Risk-Stratified Transitional Care and Cardiovascular Hospitalizations by Sex: A Secondary Analysis of a Randomized Clinical Trial

Scritto il 12/05/2026
da Douglas S Lee

JAMA Netw Open. 2026 May 1;9(5):e2611892. doi: 10.1001/jamanetworkopen.2026.11892.

ABSTRACT

IMPORTANCE: Female patients with heart failure (HF) are older and more often present with preserved left ventricular ejection fraction (LVEF), whereas male patients present with more ischemic disease. Despite these differences, an emergency department-based acute HF strategy may be equally applicable to both sexes.

OBJECTIVE: To determine whether the strategy for acute HF management in the Comparison of Outcomes and Access to Care for Heart Failure (COACH) trial differed by sex.

DESIGN, SETTING, AND PARTICIPANTS: This prespecified secondary analysis of the multicenter COACH stepped-wedge, cluster-randomized clinical trial included 10 acute care hospitals in Ontario, Canada. Data were collected from January 15, 2017, to January 15, 2019. Participants included patients presenting to a study emergency department with acute HF. Cox proportional hazards regression with interactions was used to evaluate whether intervention effects differed for females and males and to estimate sex-specific association with treatment. Data were analyzed from July 2024 to May 2025.

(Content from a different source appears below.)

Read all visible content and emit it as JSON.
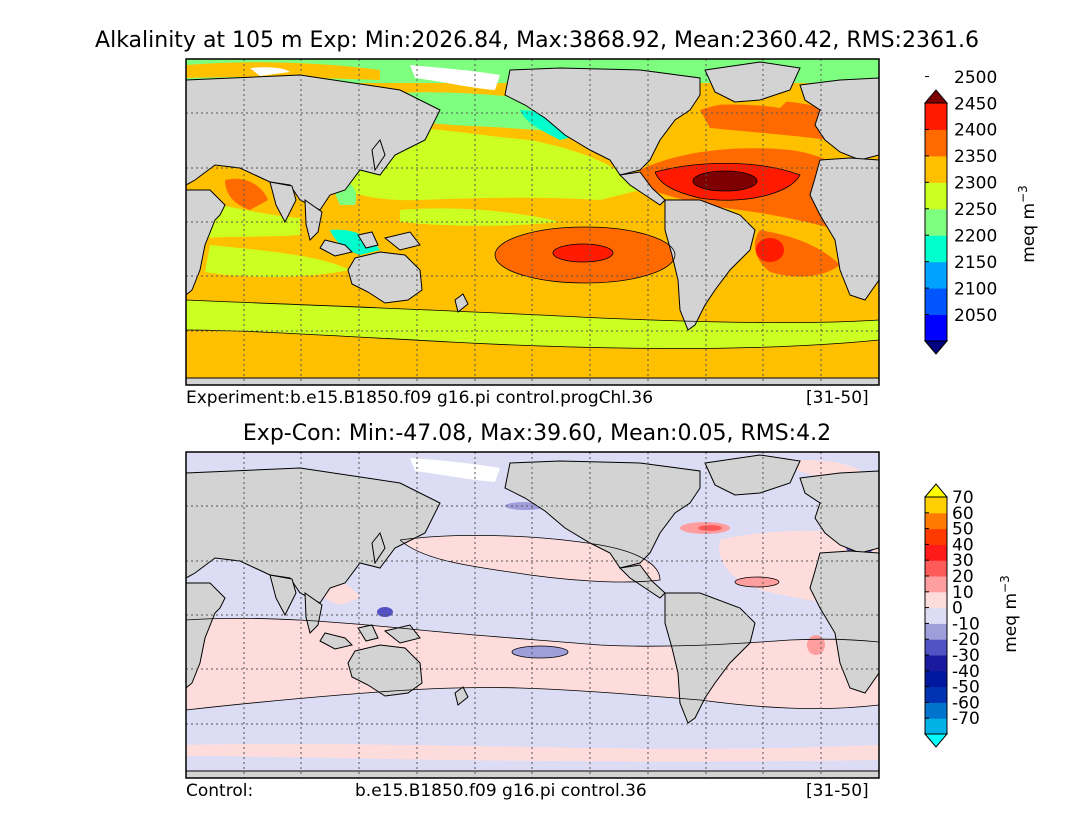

INTERVENTION: Risk stratification for disposition decisions from the emergency department and risk-guided postdischarge transitional care, examining sex interactions.

MAIN OUTCOMES AND MEASURES: Composite of death or cardiovascular hospitalizations at 30 days (primary outcome) and during extended follow-up to 20 months (co-primary outcome).

RESULTS: A total of 5452 patients were included in the analysis (median age, 78.0 [IQR, 68.0-85.0] years). The 2461 females were older (median age, 80.0 [IQR, 71.0-87.0] years) than the 2991 males (median age, 76.0 [IQR, 66.0-84.0] years). Females had more preserved LVEF (≥50%) compared with males (1107 [45.0%] vs 885 [29.6%]; standardized mean difference, 0.32). Males had more prior myocardial infarction compared with females (565 [18.9%] vs 338 [13.7%]; standardized mean difference, 0.14). There was no interaction by sex at 30 days (hazard ratios [HRs] for primary outcome, 0.88 [95% CI, 0.68-1.14] for females and 0.88 [95% CI, 0.71-1.08] for males; P = .98 for interaction) or 20 months (HRs for co-primary outcome, 0.99 [95% CI, 0.90-1.09] in females and 0.92 [95% CI, 0.85-1.00] in males; P = .38 for interaction). There was a significant interaction by sex for 20-month HF readmissions (P = .01 for interaction), with adjusted HRs of 0.92 (95% CI, 0.72-1.19) in females and 0.71 (95% CI, 0.58-0.87) in males. There were no sex interactions for other outcomes at either time point.

CONCLUSIONS AND RELEVANCE: In this secondary analysis of a stepped-wedge, cluster-randomized clinical trial, risk stratification for emergency department-based decision-making for disposition decisions and rapid postdischarge transitional care was similarly beneficial in males and females, with comparable outcomes after accounting for multiplicity.

TRIAL REGISTRATION: ClinicalTrials.gov Identifier: NCT02674438.